Antiseptic Properties

Cinnamon oil is antibacterial, antiviral, and antifungal. Cinnamon oil has been used for centuries to clean wounds, to protect oral health, and to fight minor infections. Brain Power A study conducted by Wheeling Jesuit University found that when study participants chewed cinnamon gum their mental capabilities increased when performing cognitive processing tasks. They even scored better on attention tests. Some studies suggest that cinnamon can help prevent brain cells from swelling such as after a traumatic brain injury or stroke.

How to Use Cinnamon Essential Oil

There are a variety of ways to use cinnamon oil, both internally and externally. Never ingest more than a drop of cinnamon oil internally at a time to prevent possible side effects. Since cinnamon oil is so concentrated, extreme caution should be taken when using the oil internally.

Ways to Use Cinnamon Oil
  • Place one drop of cinnamon oil in coffee or herbal tea blends for an immunity boost.
  • Place one drop of cinnamon in dishes while cooking.
  • Add a drop of cinnamon to ice cubes and freeze for later use.
  • Make a disinfectant by mixing one drop of cinnamon oil on a wet cloth and using it to clean surfaces. You can also add a drop of oil to your dishwashing liquid or dishwasher.
  • Mix a drop of cinnamon oil with sugar, olive oil, and orange juice and use it as a refreshing scrub for the skin.

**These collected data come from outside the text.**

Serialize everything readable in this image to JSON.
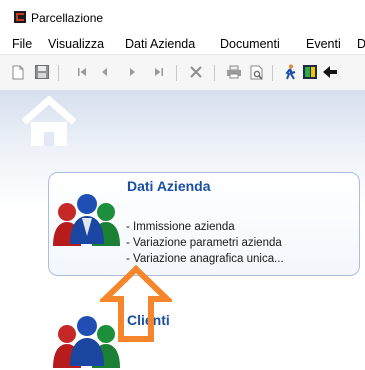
{
  "window": {
    "title": "Parcellazione",
    "app_icon": "app-logo-icon"
  },
  "menu": {
    "items": [
      {
        "label": "File"
      },
      {
        "label": "Visualizza"
      },
      {
        "label": "Dati Azienda"
      },
      {
        "label": "Documenti"
      },
      {
        "label": "Eventi"
      },
      {
        "label": "D"
      }
    ]
  },
  "toolbar": {
    "buttons": [
      "new-document-icon",
      "save-icon",
      "first-record-icon",
      "previous-record-icon",
      "next-record-icon",
      "last-record-icon",
      "delete-icon",
      "print-icon",
      "print-preview-icon",
      "run-icon",
      "exit-door-icon",
      "back-arrow-icon"
    ]
  },
  "home": {
    "icon": "home-icon"
  },
  "cards": {
    "dati_azienda": {
      "title": "Dati Azienda",
      "items": [
        "- Immissione azienda",
        "- Variazione parametri azienda",
        "- Variazione anagrafica unica..."
      ],
      "icon": "people-group-icon"
    },
    "clienti": {
      "title": "Clienti",
      "icon": "people-group-icon"
    }
  },
  "annotation": {
    "icon": "orange-up-arrow-icon",
    "color": "#f5862c"
  },
  "colors": {
    "card_title": "#1b4fa3",
    "card_border": "#a9bedf"
  }
}
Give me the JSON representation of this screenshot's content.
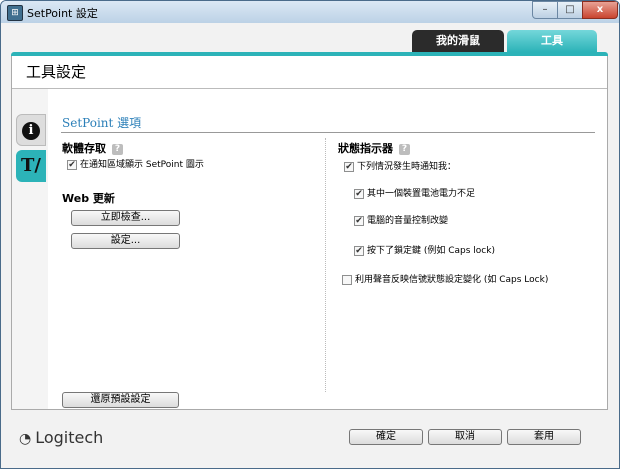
{
  "window": {
    "title": "SetPoint 設定"
  },
  "window_buttons": {
    "minimize": "–",
    "maximize": "□",
    "close": "x"
  },
  "top_tabs": {
    "my_mouse": "我的滑鼠",
    "tools": "工具"
  },
  "page": {
    "title": "工具設定"
  },
  "sidebar": {
    "info_icon": "info-icon",
    "tools_icon": "tools-icon",
    "info_glyph": "i",
    "tools_glyph": "T/"
  },
  "section": {
    "title": "SetPoint 選項"
  },
  "software_access": {
    "title": "軟體存取",
    "help": "?",
    "show_tray_icon": {
      "label": "在通知區域顯示 SetPoint 圖示",
      "checked": true
    }
  },
  "web_update": {
    "title": "Web 更新",
    "check_now": "立即檢查...",
    "settings": "設定..."
  },
  "status_indicator": {
    "title": "狀態指示器",
    "help": "?",
    "notify_when": {
      "label": "下列情況發生時通知我：",
      "checked": true
    },
    "battery_low": {
      "label": "其中一個裝置電池電力不足",
      "checked": true
    },
    "volume_change": {
      "label": "電腦的音量控制改變",
      "checked": true
    },
    "lock_key": {
      "label": "按下了鎖定鍵 (例如 Caps lock)",
      "checked": true
    },
    "sound_feedback": {
      "label": "利用聲音反映信號狀態設定變化 (如 Caps Lock)",
      "checked": false
    }
  },
  "footer": {
    "restore_defaults": "還原預設設定",
    "ok": "確定",
    "cancel": "取消",
    "apply": "套用",
    "logo_text": "Logitech"
  }
}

Keep this mixture away from the eyes and mucous membranes.
  • Add a drop of cinnamon oil to your favorite mouthwash and swish around for a mouth cleaning, refreshing rinse.
  • Make a foot soak by mixing a few drops of cinnamon oil in a warm bucket of water with ⅓ of a cup of Epsom salt. Your feet will feel refreshed and be fungus-free.
  • Make a spray bottle with water and a few drops of cinnamon oil and spray where bugs enter the home. Bugs do not like cinnamon, so you will have much fewer insects invading your home without using harsh chemicals.

Safety Precautions

Cinnamon oil is a highly concentrated form of cinnamon, which could have side effects. According to the U.S. National Library of Medicine, the biggest risk of eating too much cinnamon is liver damage. In high doses, cinnamon can damage the liver, which is why cinnamon oil should not be ingested if you have a faulty liver or are taking medication to boost liver function.

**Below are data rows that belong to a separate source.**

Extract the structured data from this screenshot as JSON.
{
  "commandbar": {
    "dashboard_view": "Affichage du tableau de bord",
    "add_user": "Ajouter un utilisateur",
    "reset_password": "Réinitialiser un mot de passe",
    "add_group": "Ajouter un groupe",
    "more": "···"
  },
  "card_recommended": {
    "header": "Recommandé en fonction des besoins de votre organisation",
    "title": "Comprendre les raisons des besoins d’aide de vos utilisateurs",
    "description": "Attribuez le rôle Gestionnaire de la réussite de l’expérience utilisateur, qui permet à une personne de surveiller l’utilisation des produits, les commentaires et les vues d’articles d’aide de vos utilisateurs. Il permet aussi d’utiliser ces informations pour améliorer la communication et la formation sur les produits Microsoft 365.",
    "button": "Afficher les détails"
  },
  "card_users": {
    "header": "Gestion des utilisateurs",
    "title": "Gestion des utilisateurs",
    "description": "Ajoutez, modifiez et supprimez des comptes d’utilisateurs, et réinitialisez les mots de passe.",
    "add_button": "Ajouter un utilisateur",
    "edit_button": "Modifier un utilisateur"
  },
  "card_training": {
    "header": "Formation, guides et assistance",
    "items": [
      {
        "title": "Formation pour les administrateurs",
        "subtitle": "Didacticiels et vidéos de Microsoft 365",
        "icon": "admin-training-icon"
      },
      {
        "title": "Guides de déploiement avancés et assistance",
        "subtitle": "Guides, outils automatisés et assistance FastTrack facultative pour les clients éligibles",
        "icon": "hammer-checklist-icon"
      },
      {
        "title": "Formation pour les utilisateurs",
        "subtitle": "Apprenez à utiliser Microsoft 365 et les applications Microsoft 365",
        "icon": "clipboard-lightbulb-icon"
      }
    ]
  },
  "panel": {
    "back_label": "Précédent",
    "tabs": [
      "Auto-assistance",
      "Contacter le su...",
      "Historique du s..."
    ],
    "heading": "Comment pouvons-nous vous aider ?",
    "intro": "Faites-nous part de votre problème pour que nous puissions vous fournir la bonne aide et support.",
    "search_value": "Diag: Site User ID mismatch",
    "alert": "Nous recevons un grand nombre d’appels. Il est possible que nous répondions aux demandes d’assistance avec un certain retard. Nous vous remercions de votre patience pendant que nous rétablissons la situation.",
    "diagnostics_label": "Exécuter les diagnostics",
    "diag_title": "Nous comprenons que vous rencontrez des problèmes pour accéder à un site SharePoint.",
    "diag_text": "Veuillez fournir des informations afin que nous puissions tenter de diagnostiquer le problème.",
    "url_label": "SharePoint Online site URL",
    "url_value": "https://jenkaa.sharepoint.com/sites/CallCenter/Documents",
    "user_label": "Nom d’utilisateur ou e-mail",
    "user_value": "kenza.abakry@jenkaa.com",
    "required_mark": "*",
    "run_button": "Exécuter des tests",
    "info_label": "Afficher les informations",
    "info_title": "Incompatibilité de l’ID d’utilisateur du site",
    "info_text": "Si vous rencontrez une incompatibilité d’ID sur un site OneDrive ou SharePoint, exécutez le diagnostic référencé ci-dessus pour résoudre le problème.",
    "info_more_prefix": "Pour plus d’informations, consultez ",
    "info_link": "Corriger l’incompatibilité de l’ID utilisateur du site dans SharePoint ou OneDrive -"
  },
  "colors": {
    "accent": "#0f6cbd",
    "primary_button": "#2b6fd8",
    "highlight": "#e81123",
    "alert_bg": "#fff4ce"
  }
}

Other possible risks of ingesting the oil include lowering blood sugar levels too much (usually only happens if you are taking a blood sugar-lowering medication) and causing an upset stomach. Since cinnamon oil is strong, young children and individuals with epilepsy or a history of seizures should not use the oil. Always dilute cinnamon oil in a carrier oil (or a food substance if using internally). Any carrier oil will work, such as almond oil, coconut oil, olive oil, or any other favorite oil.

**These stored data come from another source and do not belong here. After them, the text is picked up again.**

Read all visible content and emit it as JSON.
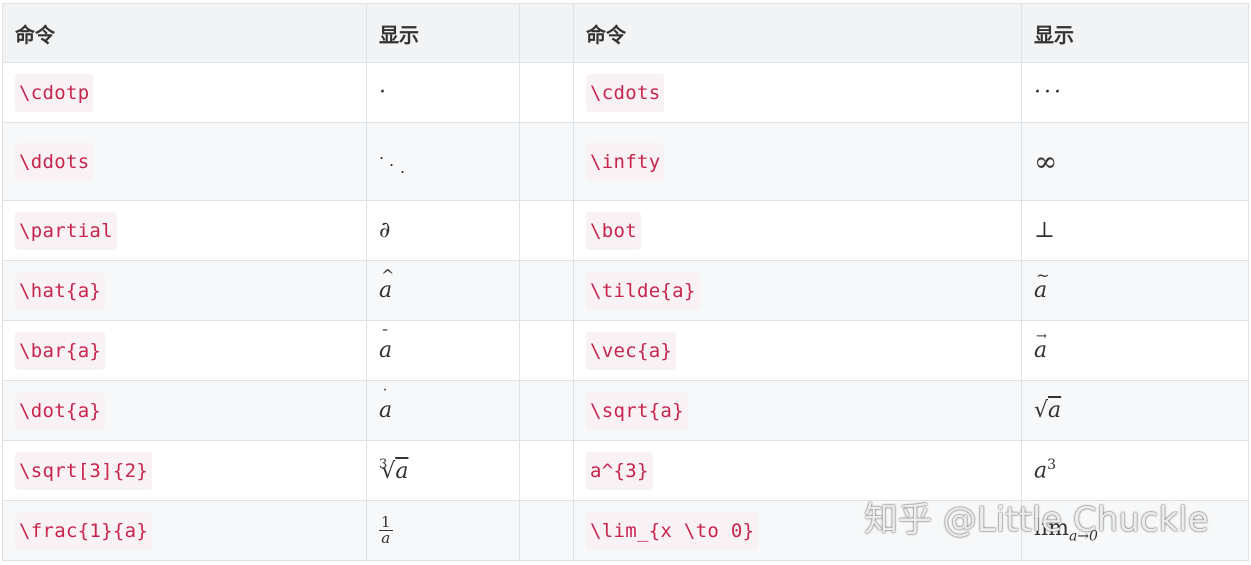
{
  "table": {
    "headers": [
      "命令",
      "显示",
      "",
      "命令",
      "显示"
    ],
    "rows": [
      {
        "cmd1": "\\cdotp",
        "disp1": "·",
        "cmd2": "\\cdots",
        "disp2": "···"
      },
      {
        "cmd1": "\\ddots",
        "disp1": "⋱",
        "cmd2": "\\infty",
        "disp2": "∞"
      },
      {
        "cmd1": "\\partial",
        "disp1": "∂",
        "cmd2": "\\bot",
        "disp2": "⊥"
      },
      {
        "cmd1": "\\hat{a}",
        "disp1": "â",
        "cmd2": "\\tilde{a}",
        "disp2": "ã"
      },
      {
        "cmd1": "\\bar{a}",
        "disp1": "ā",
        "cmd2": "\\vec{a}",
        "disp2": "a⃗"
      },
      {
        "cmd1": "\\dot{a}",
        "disp1": "ȧ",
        "cmd2": "\\sqrt{a}",
        "disp2": "√a"
      },
      {
        "cmd1": "\\sqrt[3]{2}",
        "disp1": "∛a",
        "cmd2": "a^{3}",
        "disp2": "a³"
      },
      {
        "cmd1": "\\frac{1}{a}",
        "disp1": "1/a",
        "cmd2": "\\lim_{x \\to 0}",
        "disp2": "lim a→0"
      }
    ]
  },
  "render": {
    "frac_num": "1",
    "frac_den": "a",
    "root_index": "3",
    "radicand": "a",
    "sup_base": "a",
    "sup_exp": "3",
    "lim_word": "lim",
    "lim_sub": "a→0",
    "hat": "^",
    "tilde": "~",
    "bar": "¯",
    "vec": "→",
    "dot": "˙",
    "letter": "a",
    "ddot": "."
  },
  "watermark": "知乎 @Little Chuckle"
}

Test a small area of your skin before applying cinnamon oil in case you have an adverse reaction to the oil. Typical allergic reactions include redness at the site of the application and itchy skin.

Cinnamon Oil: Science-Backed and Useful

Cinnamon oil is a highly beneficial oil that not only has a pleasant scent but many medicinal applications. Cinnamon oil should never be used to replace medication prescribed by a doctor, but the evidence does suggest that it is beneficial in keeping blood sugar levels low and fighting off infections. Use cinnamon oil for these uses and to keep insects at bay year-round. You can also use cinnamon oil just for fun because the scent is so delicious!